Un « budget de la réalité » pour remettre la Hongrie sur les rails de l'UE
Le gouvernement de Péter Magyar revoit les dépenses prévues pour 2026 afin de remédier au « véritable héritage » laissé par Viktor Orbán : des déficits budgétaires et une dette galopants
BUDAPEST – Le ministre des Finances, András Kármán, a présenté au Parlement hongrois une proposition visant à restructurer en profondeur le budget 2026, qu’il a rebaptisé « budget de la réalité », afin de remédier à un déficit budgétaire important.
Alors que les dépenses vont atteindre 49 025 milliards de forints hongrois (HUF), soit 133 milliards d’euros, Kármán a fixé un nouvel objectif de déficit à 7,5 % du PIB. Alors que le gouvernement précédent avait fixé un objectif officiel de 3,7 %, un audit gouvernemental a révélé un « véritable héritage » de déficit s’élevant à 8,3 %.

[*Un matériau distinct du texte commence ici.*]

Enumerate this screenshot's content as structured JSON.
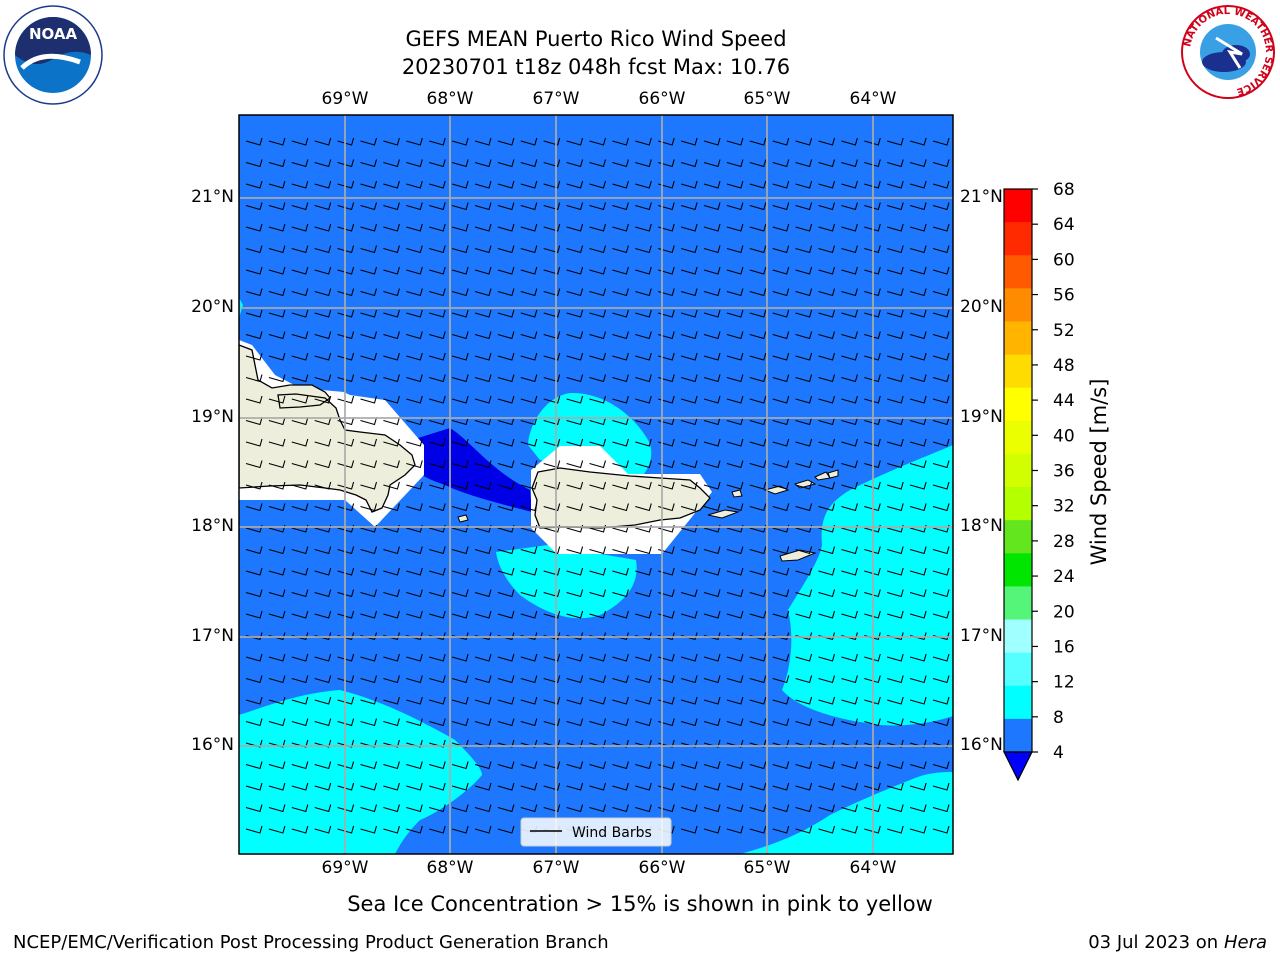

La ministre prévoit de modérer ce déficit grâce à une « gestion responsable » et aux fonds européens récemment débloqués, même si le ratio dette publique/PIB devrait passer de 74,6 % à 77,5 % cette année.
Corriger des chiffres « fictifs »
Kármán a imputé ce dérapage aux promesses de campagne d’Orbán, telles que les augmentations des retraites et les contrats à long terme « défavorables », notamment le projet ferroviaire Budapest-Belgrade et diverses concessions routières.
Son ministère a également souligné que le gouvernement précédent avait prévu dans son budget des recettes européennes qui « n’avaient aucune chance de se concrétiser », tout en faisant remarquer que les paiements d’intérêts de la Hongrie, en pourcentage du PIB national, sont récemment devenus les plus élevés de l’UE.
La Hongrie reste soumise à la procédure pour déficit excessif (PDE) de l’UE et, en décembre dernier, le conseil budgétaire du pays a estimé qu’un ajustement budgétaire de 1,7 % du PIB était nécessaire pour se conformer aux règles européennes.
Économies et évolutions sociales
Le gouvernement affirme que le nouvel objectif de déficit de 7,5 % est viable malgré la création d’un « fonds d’urgence » de 500 milliards de HUF (1,2 milliard d’euros) destiné à faire face aux crises énergétiques et aux sécheresses.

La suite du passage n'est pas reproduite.